Statistics

http://mathsathawthorn.pbworks.com/f/S2.pdf
Q3b?

What is the probability that 1 egg weighs less than 49 grams? Call this probability $p$. Then the probability that exactly three eggs weight less than 49 grams is $\mathbb{P}(X = 3)$ where $X \sim \text{B}(6, p)$.

Can i show what ive done first?

Why didn't you put that in the OP?

So ive done P(0>3Y-X)
3Y-X -N(54-50, 1.2^2 +2^2)
E(3Y-X)=(4,5.44)
Is that right so far?

Ah, my bad - I was answering (a) (ii) instead.

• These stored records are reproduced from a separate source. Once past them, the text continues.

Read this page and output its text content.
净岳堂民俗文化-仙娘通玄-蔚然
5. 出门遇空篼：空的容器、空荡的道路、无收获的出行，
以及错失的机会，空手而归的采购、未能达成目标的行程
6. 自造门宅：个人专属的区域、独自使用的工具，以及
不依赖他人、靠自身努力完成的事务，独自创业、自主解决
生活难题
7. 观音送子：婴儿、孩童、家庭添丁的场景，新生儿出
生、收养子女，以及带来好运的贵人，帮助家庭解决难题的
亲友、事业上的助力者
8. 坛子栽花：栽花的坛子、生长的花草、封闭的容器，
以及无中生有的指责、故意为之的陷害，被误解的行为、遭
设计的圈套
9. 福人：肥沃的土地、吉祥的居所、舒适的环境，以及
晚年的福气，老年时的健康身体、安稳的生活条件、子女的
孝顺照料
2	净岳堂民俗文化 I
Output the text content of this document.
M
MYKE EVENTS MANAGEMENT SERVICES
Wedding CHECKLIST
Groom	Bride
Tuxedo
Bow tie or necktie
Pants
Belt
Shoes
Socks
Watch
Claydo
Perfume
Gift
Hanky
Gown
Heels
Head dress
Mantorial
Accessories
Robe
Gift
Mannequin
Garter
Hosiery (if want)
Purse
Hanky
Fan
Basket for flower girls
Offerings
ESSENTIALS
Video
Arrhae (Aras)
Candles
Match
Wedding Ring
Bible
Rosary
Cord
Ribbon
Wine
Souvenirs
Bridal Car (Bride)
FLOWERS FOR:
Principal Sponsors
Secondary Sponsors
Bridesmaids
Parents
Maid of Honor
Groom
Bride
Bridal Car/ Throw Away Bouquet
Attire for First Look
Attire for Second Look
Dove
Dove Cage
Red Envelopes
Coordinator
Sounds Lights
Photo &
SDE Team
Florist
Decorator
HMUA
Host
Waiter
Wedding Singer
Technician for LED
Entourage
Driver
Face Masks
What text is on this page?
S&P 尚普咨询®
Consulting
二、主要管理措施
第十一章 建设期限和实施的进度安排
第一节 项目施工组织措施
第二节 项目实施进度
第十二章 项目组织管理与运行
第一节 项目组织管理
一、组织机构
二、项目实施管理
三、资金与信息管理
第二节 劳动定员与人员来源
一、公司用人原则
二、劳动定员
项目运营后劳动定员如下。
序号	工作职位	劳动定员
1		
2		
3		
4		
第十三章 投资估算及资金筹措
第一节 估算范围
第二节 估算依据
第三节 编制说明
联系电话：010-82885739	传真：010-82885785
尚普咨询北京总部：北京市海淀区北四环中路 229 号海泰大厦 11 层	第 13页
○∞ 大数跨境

What you've done is fine - yes. Although I have no clue why you're finding E(3Y-X) in the last line.


So you have (I'll call it W to make it more obvious) $3Y - X = W \sim N(4, 1.2^2 + 2^2)$ and you want $\mathbb{P}(3Y-X < 0) = \mathbb{P}(W < 0)$.

Well, that's a simple normal distribution problem now. Can you see what to do from here?

The thing is in the mark scheme it says E(3Y-X)= (4,16.96) Where do they get 16.96 from? And do you use z=x-mean/ (standard deviation)

If it says that, then it's wrong. $E(3Y-X) = 3E(Y) - E(X) = 4$

.

So $W \sim N(4, 19.69)$. Then yeah, use z = x - mean / standard dev.

Okay thanks